In many Boussinesq formulations the velocity is used instead of the potential. Writing u=∂xϕu=∂xϕ the equations

with forcing in the velocity become equation(16) {∂tη=1g∂xC2u∂tu=−g∂xη+G3where C2=^−D/k2 is the squared phase velocity operator. By eliminating ηη the second order equation for u   is obtained ∂t2u=−Du+∂tG3This is the same as Eq. (15) for the uni-directional elevation influxing, and G  3 can be specified if the velocity at x  =0 is given, say u(0,t)=s3(t)u(0,t)=s3(t) G3=g(x)f(t)−(∂t−1f(t))A1g(x)withg^(K1(ω))fˇ(ω)=12πVg(K1(ω))sˇ3(ω) In this section the results of the previous R428 in vivo section are generalized to multi-directional waves in 2D in a straightforward way. The notation for the horizontal coordinates is x=(x,y)x=(x,y) and

for the wave vector k=(kx,ky)k=(kx,ky); the lengths of these vectors are written as x=|x|x=|x| and k=|k|=kx2+ky2 respectively. In 2D the spatial transform is η(x)=∫η^(k)eik.xdk,η^(k)=1(2π)2∫η(x)e−ik.xdxThe dispersion relation is the relation between the wave vector kk and the frequency ωω so that the plane waves expi(k.x−ωt) are physical solutions. In 2D a skew-symmetric operator AeAe will Afatinib supplier be defined for given direction vector ee to formulate first order dynamic equations that describe forward or backward wave propagation with respect to the vector ee.
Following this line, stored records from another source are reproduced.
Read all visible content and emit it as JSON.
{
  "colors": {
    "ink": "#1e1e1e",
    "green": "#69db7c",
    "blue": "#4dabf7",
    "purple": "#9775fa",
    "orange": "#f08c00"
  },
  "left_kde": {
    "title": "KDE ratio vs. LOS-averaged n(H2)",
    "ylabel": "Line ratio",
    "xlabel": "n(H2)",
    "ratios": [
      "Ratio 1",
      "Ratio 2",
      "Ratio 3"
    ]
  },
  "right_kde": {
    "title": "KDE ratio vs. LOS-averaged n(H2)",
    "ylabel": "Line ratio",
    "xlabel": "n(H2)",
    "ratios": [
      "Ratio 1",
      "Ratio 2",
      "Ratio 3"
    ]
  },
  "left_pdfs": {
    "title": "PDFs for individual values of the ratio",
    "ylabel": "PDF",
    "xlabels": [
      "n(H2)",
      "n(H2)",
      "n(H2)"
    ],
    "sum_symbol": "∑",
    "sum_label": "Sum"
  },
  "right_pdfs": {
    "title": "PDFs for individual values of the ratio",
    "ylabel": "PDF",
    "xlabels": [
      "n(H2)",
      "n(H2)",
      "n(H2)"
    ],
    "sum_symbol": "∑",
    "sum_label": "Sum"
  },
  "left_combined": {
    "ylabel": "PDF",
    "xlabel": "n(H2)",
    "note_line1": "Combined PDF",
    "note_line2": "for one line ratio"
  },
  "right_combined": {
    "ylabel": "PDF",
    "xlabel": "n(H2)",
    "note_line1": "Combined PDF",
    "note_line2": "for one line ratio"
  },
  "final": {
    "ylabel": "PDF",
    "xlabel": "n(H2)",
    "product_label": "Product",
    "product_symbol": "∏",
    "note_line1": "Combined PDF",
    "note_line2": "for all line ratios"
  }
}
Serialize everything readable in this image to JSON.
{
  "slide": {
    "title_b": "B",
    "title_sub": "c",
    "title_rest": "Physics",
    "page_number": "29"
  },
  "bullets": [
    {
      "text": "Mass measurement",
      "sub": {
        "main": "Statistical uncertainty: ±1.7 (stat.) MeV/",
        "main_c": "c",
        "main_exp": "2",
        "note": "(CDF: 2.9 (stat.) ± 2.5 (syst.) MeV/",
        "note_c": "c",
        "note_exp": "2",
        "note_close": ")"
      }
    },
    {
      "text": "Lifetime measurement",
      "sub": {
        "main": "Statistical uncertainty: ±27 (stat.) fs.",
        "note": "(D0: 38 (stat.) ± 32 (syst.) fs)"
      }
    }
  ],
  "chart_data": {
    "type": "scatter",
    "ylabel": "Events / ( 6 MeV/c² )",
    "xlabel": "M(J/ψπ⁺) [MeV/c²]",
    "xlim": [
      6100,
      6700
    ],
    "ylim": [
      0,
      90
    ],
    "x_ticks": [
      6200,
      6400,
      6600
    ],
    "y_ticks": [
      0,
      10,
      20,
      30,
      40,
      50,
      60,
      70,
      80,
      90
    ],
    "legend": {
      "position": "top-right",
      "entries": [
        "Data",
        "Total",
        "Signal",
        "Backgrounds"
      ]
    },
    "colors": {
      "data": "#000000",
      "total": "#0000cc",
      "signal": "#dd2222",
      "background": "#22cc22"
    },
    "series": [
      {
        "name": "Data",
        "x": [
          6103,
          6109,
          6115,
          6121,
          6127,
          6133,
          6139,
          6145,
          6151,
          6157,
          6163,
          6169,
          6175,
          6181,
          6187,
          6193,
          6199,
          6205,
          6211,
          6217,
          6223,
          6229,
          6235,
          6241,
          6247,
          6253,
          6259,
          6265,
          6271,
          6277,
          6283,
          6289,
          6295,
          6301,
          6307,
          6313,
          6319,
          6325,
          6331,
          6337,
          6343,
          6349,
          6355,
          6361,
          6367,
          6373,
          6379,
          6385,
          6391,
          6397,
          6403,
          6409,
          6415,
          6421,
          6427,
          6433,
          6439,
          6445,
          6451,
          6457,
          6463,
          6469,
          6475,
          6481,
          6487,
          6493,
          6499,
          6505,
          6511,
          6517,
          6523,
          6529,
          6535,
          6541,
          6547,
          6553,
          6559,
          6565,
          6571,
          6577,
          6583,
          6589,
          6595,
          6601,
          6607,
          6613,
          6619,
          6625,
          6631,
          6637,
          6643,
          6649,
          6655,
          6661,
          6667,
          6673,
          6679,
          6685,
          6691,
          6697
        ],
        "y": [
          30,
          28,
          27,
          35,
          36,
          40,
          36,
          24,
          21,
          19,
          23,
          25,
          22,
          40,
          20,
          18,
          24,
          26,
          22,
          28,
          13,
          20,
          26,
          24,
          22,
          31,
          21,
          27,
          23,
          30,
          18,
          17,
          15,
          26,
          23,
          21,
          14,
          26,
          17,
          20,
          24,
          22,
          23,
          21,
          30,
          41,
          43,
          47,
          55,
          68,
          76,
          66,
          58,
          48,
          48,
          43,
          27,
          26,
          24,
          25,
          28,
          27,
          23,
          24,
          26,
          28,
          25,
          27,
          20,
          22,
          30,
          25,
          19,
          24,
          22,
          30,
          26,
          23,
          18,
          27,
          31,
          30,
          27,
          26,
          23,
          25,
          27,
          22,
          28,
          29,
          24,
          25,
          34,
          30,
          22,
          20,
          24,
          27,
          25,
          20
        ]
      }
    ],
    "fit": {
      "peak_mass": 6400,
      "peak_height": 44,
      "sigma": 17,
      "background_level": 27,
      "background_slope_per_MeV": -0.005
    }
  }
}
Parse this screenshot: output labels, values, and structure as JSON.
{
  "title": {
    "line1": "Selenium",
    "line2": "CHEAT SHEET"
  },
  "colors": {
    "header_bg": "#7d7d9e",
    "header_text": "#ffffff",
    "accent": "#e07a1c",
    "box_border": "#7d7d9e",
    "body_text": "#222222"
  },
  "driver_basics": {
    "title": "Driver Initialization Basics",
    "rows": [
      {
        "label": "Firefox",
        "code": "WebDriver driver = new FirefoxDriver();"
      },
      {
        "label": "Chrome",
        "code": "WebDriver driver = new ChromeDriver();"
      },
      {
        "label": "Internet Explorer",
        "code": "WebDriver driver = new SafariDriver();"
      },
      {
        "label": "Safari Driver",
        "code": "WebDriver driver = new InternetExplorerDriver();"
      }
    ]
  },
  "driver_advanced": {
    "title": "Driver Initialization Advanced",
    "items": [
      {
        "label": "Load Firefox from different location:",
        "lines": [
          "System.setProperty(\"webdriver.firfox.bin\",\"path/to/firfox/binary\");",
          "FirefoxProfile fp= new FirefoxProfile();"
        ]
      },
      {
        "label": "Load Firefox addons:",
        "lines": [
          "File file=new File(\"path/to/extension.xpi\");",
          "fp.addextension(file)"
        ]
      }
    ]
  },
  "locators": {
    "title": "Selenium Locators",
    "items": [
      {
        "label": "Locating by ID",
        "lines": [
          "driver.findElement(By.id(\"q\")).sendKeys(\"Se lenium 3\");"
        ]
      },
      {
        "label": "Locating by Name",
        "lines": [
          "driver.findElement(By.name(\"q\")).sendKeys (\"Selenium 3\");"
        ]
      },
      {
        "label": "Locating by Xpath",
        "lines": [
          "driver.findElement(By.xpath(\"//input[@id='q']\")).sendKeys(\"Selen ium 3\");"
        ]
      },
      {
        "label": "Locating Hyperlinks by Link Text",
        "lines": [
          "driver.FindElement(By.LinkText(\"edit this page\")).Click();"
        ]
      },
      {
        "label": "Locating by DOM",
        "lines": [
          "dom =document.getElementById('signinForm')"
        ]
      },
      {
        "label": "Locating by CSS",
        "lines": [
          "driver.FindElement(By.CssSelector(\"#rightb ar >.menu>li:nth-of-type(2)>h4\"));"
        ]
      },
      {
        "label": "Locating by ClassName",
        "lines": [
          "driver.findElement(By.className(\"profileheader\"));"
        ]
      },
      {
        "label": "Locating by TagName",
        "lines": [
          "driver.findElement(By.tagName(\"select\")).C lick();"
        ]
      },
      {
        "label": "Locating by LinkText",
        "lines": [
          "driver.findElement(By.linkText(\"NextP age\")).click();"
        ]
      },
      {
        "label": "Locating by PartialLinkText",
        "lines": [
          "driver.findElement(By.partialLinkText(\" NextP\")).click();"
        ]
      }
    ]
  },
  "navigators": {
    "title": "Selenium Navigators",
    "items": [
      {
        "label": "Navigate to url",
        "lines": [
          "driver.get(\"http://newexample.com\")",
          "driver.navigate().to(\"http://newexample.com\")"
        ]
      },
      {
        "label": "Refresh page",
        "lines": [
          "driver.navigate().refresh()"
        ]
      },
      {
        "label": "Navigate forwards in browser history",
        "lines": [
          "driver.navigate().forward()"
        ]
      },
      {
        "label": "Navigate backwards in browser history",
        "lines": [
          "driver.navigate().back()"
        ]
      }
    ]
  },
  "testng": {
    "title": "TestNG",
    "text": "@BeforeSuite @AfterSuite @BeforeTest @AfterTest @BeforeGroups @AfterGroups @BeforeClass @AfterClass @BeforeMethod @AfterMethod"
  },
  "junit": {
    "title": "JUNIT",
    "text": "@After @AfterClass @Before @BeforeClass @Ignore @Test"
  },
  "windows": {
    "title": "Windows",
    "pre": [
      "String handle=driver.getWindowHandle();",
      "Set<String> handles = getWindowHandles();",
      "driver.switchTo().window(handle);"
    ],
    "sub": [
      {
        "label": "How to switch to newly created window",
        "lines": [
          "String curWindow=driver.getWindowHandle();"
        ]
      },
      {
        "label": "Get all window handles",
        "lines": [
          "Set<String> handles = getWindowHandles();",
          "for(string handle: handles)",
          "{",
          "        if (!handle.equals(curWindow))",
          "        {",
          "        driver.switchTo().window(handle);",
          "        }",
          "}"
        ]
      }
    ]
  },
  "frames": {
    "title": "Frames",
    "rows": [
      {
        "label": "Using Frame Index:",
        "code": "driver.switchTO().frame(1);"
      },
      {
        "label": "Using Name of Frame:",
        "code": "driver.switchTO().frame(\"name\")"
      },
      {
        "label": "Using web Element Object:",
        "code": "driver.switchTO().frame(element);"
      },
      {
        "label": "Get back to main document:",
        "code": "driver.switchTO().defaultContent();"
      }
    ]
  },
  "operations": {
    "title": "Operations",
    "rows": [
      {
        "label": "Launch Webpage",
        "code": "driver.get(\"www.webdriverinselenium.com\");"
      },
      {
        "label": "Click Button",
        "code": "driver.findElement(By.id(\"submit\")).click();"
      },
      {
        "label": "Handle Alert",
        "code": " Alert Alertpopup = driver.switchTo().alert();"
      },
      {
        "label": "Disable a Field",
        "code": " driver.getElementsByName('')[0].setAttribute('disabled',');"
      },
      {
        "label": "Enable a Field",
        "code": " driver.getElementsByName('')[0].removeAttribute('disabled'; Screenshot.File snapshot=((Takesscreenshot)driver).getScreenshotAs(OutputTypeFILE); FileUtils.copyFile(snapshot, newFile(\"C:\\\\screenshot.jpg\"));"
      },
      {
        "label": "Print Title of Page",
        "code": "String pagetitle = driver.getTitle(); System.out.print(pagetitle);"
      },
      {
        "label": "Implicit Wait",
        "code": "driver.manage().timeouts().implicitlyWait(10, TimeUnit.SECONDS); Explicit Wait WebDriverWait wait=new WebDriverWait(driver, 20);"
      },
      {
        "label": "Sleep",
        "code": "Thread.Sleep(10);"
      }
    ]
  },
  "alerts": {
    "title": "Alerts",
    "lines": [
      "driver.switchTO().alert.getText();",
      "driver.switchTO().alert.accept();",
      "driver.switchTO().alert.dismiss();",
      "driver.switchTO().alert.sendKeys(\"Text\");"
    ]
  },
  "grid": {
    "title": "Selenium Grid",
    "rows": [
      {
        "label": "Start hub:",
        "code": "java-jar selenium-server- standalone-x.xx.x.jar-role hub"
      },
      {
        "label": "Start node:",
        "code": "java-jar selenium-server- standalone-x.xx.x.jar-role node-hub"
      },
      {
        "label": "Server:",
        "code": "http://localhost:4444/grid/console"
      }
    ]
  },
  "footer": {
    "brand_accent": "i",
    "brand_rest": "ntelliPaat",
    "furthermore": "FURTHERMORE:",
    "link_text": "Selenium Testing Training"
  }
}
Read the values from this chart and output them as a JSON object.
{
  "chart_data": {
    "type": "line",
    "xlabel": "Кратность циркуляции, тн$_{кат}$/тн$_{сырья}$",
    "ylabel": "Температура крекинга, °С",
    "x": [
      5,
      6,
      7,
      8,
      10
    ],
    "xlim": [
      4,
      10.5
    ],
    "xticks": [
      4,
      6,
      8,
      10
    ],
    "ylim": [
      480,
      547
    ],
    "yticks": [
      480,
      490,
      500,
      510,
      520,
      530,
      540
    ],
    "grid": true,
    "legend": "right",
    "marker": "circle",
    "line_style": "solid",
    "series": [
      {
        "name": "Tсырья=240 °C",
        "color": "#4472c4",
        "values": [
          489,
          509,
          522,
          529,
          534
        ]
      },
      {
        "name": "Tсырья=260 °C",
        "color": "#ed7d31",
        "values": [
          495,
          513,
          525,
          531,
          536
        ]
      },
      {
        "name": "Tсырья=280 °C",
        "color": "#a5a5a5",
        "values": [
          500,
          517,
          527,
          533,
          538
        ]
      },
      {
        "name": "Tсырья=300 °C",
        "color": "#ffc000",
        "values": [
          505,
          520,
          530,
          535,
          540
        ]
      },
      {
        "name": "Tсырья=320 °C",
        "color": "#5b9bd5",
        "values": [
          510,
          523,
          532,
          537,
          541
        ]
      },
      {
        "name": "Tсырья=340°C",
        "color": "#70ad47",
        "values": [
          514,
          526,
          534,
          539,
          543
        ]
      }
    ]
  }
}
Forward propagating wave modes have a wave vector that lies in the positive half-space kk.e>0 while the wave vector of backward propagating modes lies in the negative half-space k.e<0k.e<0. First order in time equations for forward or backward

travelling waves is most useful for wave influxing in a specific part of a half plane, for instance when waves are generated in a hydrodynamic laboratory, Ribonucleotide reductase or when dealing with coastal waves from the deep ocean towards the shore. The embedded forcing in the first order equations will also help us to determine the forcings in second order in time multi-directional equations. The first order in time equations are obtained with an operator AeAe that is defined as the pseudo-differential operator that acts in Fourier space as multiplication as Ae=^iΩ2(k)withΩ2(k)=sign(k.e)Ω(k)As before ω2=Ω(k)2=D(k)ω2=Ω(k)2=D(k), but note that now k=|k|k=|k| in Ω(k)Ω(k) only takes nonnegative values. Since Ω2(k)=−Ω2(−k)Ω2(k)=−Ω2(−k) the operator AeAe is real and skew-symmetric. Observe that Ω2Ω2 has discontinuity along the direction e⊥e⊥ (perpendicular to ee). The 2D forward propagating dispersive wave equation is then given as equation(17) ∂tζ=−Aeζ∂tζ=−Aeζwhich has as basic solutions the plane waves expi(k.x−Ω2(k)t). Without restriction of generality we will take in the following e=(1,0)e=(1,0) so that Ω2(k)=sign(kx)Ω(k)Ω2(k)=sign(kx)Ω(k).